Aurore Plus : Comment avez-vous accueillir l’annonce du président de la République concernant l’augmentation des allocutions familiales?
Franck Essi : Il faudrait au préalable rappeler que les allocations familiales ne concernent qu’une très petite frange de la population Camerounaise. En effet, seuls les travailleurs camerounais qui exercent dans le secteur dit formel sont effectivement inscrits à la Prévoyance Sociale bénéficient potentiellement des allocations familiales. Par ailleurs, ces allocations sont des sommes versées aux personnes ayant un ou des enfants à charge. Les travailleurs sans enfants ne sont donc pas concernés.
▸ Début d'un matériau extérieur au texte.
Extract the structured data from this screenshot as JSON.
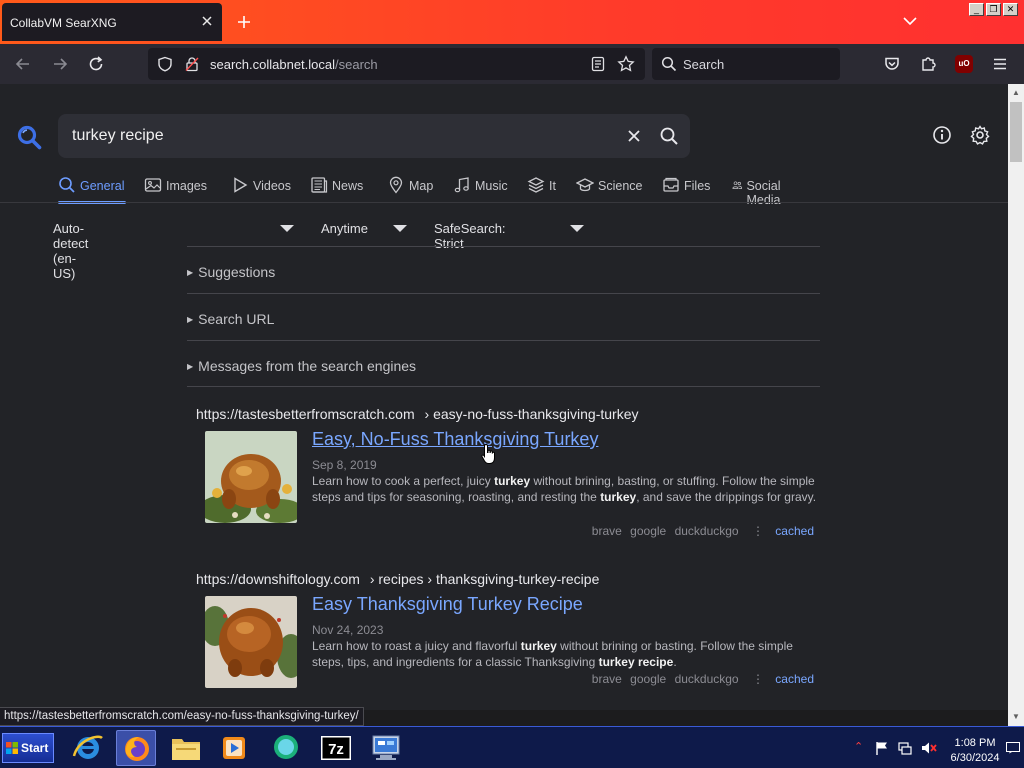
{
  "browser": {
    "tab_title": "CollabVM SearXNG",
    "url_host": "search.collabnet.local",
    "url_path": "/search",
    "search_placeholder": "Search",
    "status_url": "https://tastesbetterfromscratch.com/easy-no-fuss-thanksgiving-turkey/",
    "colors": {
      "accent": "#ff5a1a",
      "link": "#7aa7ff",
      "active_category": "#6d9cff"
    }
  },
  "search": {
    "query": "turkey recipe",
    "categories": [
      {
        "label": "General",
        "icon": "search-icon",
        "active": true
      },
      {
        "label": "Images",
        "icon": "image-icon",
        "active": false
      },
      {
        "label": "Videos",
        "icon": "play-icon",
        "active": false
      },
      {
        "label": "News",
        "icon": "newspaper-icon",
        "active": false
      },
      {
        "label": "Map",
        "icon": "map-pin-icon",
        "active": false
      },
      {
        "label": "Music",
        "icon": "music-note-icon",
        "active": false
      },
      {
        "label": "It",
        "icon": "layers-icon",
        "active": false
      },
      {
        "label": "Science",
        "icon": "school-icon",
        "active": false
      },
      {
        "label": "Files",
        "icon": "file-tray-icon",
        "active": false
      },
      {
        "label": "Social Media",
        "icon": "people-icon",
        "active": false
      }
    ],
    "filters": {
      "language": "Auto-detect (en-US)",
      "time": "Anytime",
      "safesearch": "SafeSearch: Strict"
    },
    "sections": [
      "Suggestions",
      "Search URL",
      "Messages from the search engines"
    ]
  },
  "results": [
    {
      "url_host": "https://tastesbetterfromscratch.com",
      "url_path": "› easy-no-fuss-thanksgiving-turkey",
      "title": "Easy, No-Fuss Thanksgiving Turkey",
      "date": "Sep 8, 2019",
      "snippet_parts": [
        "Learn how to cook a perfect, juicy ",
        "turkey",
        " without brining, basting, or stuffing. Follow the simple steps and tips for seasoning, roasting, and resting the ",
        "turkey",
        ", and save the drippings for gravy."
      ],
      "engines": [
        "brave",
        "google",
        "duckduckgo"
      ],
      "cached_label": "cached"
    },
    {
      "url_host": "https://downshiftology.com",
      "url_path": "› recipes › thanksgiving-turkey-recipe",
      "title": "Easy Thanksgiving Turkey Recipe",
      "date": "Nov 24, 2023",
      "snippet_parts": [
        "Learn how to roast a juicy and flavorful ",
        "turkey",
        " without brining or basting. Follow the simple steps, tips, and ingredients for a classic Thanksgiving ",
        "turkey recipe",
        "."
      ],
      "engines": [
        "brave",
        "google",
        "duckduckgo"
      ],
      "cached_label": "cached"
    }
  ],
  "taskbar": {
    "start_label": "Start",
    "time": "1:08 PM",
    "date": "6/30/2024",
    "apps": [
      "internet-explorer-icon",
      "firefox-icon",
      "file-explorer-icon",
      "media-player-icon",
      "messenger-icon",
      "7zip-icon",
      "network-settings-icon"
    ]
  }
}
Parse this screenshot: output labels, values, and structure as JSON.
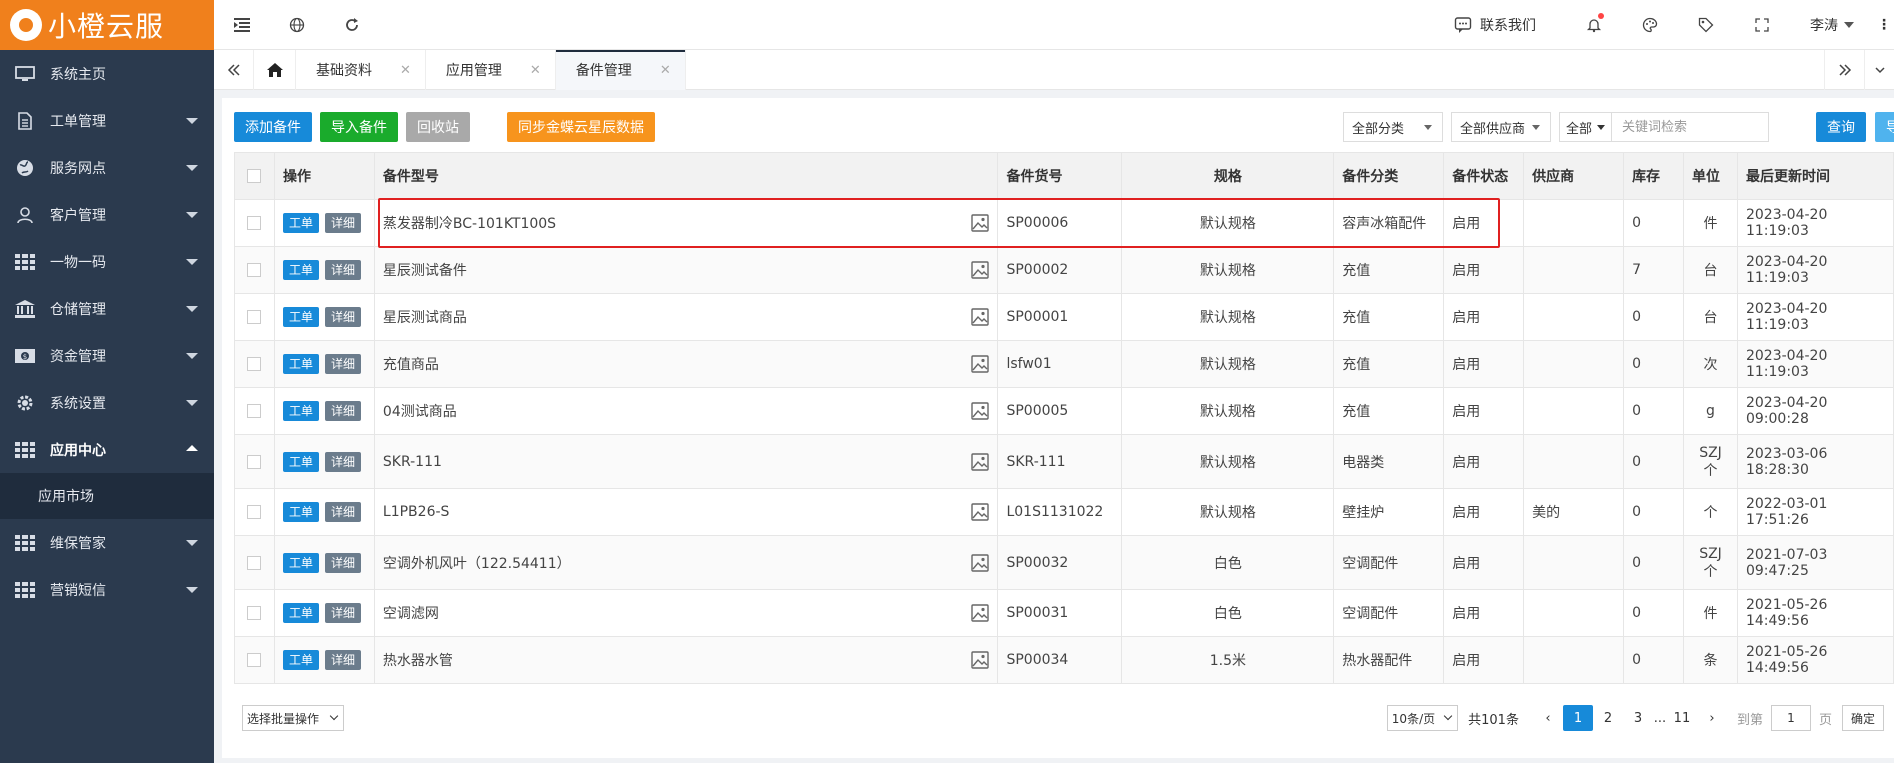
{
  "brand": {
    "name": "小橙云服"
  },
  "sidebar": {
    "items": [
      {
        "label": "系统主页",
        "icon": "monitor-icon"
      },
      {
        "label": "工单管理",
        "icon": "document-icon"
      },
      {
        "label": "服务网点",
        "icon": "globe-icon"
      },
      {
        "label": "客户管理",
        "icon": "user-icon"
      },
      {
        "label": "一物一码",
        "icon": "grid-icon"
      },
      {
        "label": "仓储管理",
        "icon": "bank-icon"
      },
      {
        "label": "资金管理",
        "icon": "money-icon"
      },
      {
        "label": "系统设置",
        "icon": "gear-icon"
      },
      {
        "label": "应用中心",
        "icon": "grid-icon"
      },
      {
        "label": "维保管家",
        "icon": "grid-icon"
      },
      {
        "label": "营销短信",
        "icon": "grid-icon"
      }
    ],
    "submenu": {
      "label": "应用市场"
    }
  },
  "header": {
    "contact": "联系我们",
    "user": "李涛"
  },
  "tabs": [
    {
      "label": "基础资料"
    },
    {
      "label": "应用管理"
    },
    {
      "label": "备件管理"
    }
  ],
  "toolbar": {
    "add": "添加备件",
    "import": "导入备件",
    "recycle": "回收站",
    "sync": "同步金蝶云星辰数据",
    "category_filter": "全部分类",
    "supplier_filter": "全部供应商",
    "search_scope": "全部",
    "search_placeholder": "关键词检索",
    "query": "查询",
    "export": "导出"
  },
  "table": {
    "headers": [
      "操作",
      "备件型号",
      "备件货号",
      "规格",
      "备件分类",
      "备件状态",
      "供应商",
      "库存",
      "单位",
      "最后更新时间"
    ],
    "op_labels": {
      "order": "工单",
      "detail": "详细"
    },
    "rows": [
      {
        "model": "蒸发器制冷BC-101KT100S",
        "sku": "SP00006",
        "spec": "默认规格",
        "category": "容声冰箱配件",
        "status": "启用",
        "supplier": "",
        "stock": "0",
        "unit": "件",
        "updated": "2023-04-20 11:19:03"
      },
      {
        "model": "星辰测试备件",
        "sku": "SP00002",
        "spec": "默认规格",
        "category": "充值",
        "status": "启用",
        "supplier": "",
        "stock": "7",
        "unit": "台",
        "updated": "2023-04-20 11:19:03"
      },
      {
        "model": "星辰测试商品",
        "sku": "SP00001",
        "spec": "默认规格",
        "category": "充值",
        "status": "启用",
        "supplier": "",
        "stock": "0",
        "unit": "台",
        "updated": "2023-04-20 11:19:03"
      },
      {
        "model": "充值商品",
        "sku": "lsfw01",
        "spec": "默认规格",
        "category": "充值",
        "status": "启用",
        "supplier": "",
        "stock": "0",
        "unit": "次",
        "updated": "2023-04-20 11:19:03"
      },
      {
        "model": "04测试商品",
        "sku": "SP00005",
        "spec": "默认规格",
        "category": "充值",
        "status": "启用",
        "supplier": "",
        "stock": "0",
        "unit": "g",
        "updated": "2023-04-20 09:00:28"
      },
      {
        "model": "SKR-111",
        "sku": "SKR-111",
        "spec": "默认规格",
        "category": "电器类",
        "status": "启用",
        "supplier": "",
        "stock": "0",
        "unit": "SZJ个",
        "updated": "2023-03-06 18:28:30"
      },
      {
        "model": "L1PB26-S",
        "sku": "L01S1131022",
        "spec": "默认规格",
        "category": "壁挂炉",
        "status": "启用",
        "supplier": "美的",
        "stock": "0",
        "unit": "个",
        "updated": "2022-03-01 17:51:26"
      },
      {
        "model": "空调外机风叶（122.54411）",
        "sku": "SP00032",
        "spec": "白色",
        "category": "空调配件",
        "status": "启用",
        "supplier": "",
        "stock": "0",
        "unit": "SZJ个",
        "updated": "2021-07-03 09:47:25"
      },
      {
        "model": "空调滤网",
        "sku": "SP00031",
        "spec": "白色",
        "category": "空调配件",
        "status": "启用",
        "supplier": "",
        "stock": "0",
        "unit": "件",
        "updated": "2021-05-26 14:49:56"
      },
      {
        "model": "热水器水管",
        "sku": "SP00034",
        "spec": "1.5米",
        "category": "热水器配件",
        "status": "启用",
        "supplier": "",
        "stock": "0",
        "unit": "条",
        "updated": "2021-05-26 14:49:56"
      }
    ]
  },
  "footer": {
    "batch": "选择批量操作",
    "per_page": "10条/页",
    "total": "共101条",
    "pages": [
      "1",
      "2",
      "3",
      "...",
      "11"
    ],
    "goto_label": "到第",
    "goto_value": "1",
    "page_unit": "页",
    "confirm": "确定"
  },
  "colors": {
    "brand_orange": "#f0801c",
    "sidebar_bg": "#2b3a4e",
    "primary_blue": "#178ad9",
    "green": "#1aab2c",
    "highlight_red": "#e02020"
  }
}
Pour ce faire une idée de la frange concernée, il faut savoir que les dernières statistiques sur l’emploi au Cameroun révèlent que dans les secteurs institutionnels, l’économie informelle vient en tête avec 90,4 % d’actifs occupés. On comprend aisément que plus de 9 travailleurs Camerounais sur 10 sont dans le secteur informel et donc ne sont en aucun cas concernés par cette annonce du Président de la République. Seul 1 travailleur Camerounais sur 10 est donc potentiellement concerné par la mesure, et encore, il faut qu’il soit inscrit à la CNPS et qu’il ait des enfants.
On comprend très vite que cette annonce s’adresse exclusivement à une infime partie des camerounais voire une insignifiante.
Aurore Plus : Qu’est-ce-que cela va changer dans le quotidien des camerounais ?
Franck Essi : En attendant d’avoir les données exactes sur l’augmentation de ces allocations, on peut présumer déjà que le changement ne sera pas significatif pour les ménages camerounais concernés.
D’abord que les allocations familiales ne sont pas substantielles. On évalue entre 1000 et 3000 frs cfa l’allocation par enfant et par trimestre. Dans l’hypothèse d’une augmentation de 100 % de ces dernières on voit qu’on passera de 2 000 à 6 000 frs maximum par trimestre. Ce qui n’est pas significatif au regard de l’augmentation des denrées de première nécessité.
C’est insignifiant comme soutien au pouvoir d’achat des ménages concernés.
Aurore Plus : Faut-il comprendre qu’il faut avoir beaucoup d’enfants, surtout que les populations ne comprennent pas comment cela se passe?
Franck Essi : Il n’est pas raisonnable d’avoir beaucoup d’enfants en comptant sur les allocations familiales pour pouvoir les nourrir. Si c’est le signal envoyé par le Gouvernement, c’est une erreur et une grosse illusion.
Ce qui est en jeu, ce sont les conditions de vie des populations. Ces conditions de vie sont déterminées par la quantité et la qualité d’emplois crée chaque année au Cameroun. Elles sont déterminées par l’action de l’Etat sur des postes importants de dépense des ménages tels que l’éducation, la santé, le logement, etc.
Avoir beaucoup d’enfants ne peut pas être la solution pour mieux vivre au Cameroun.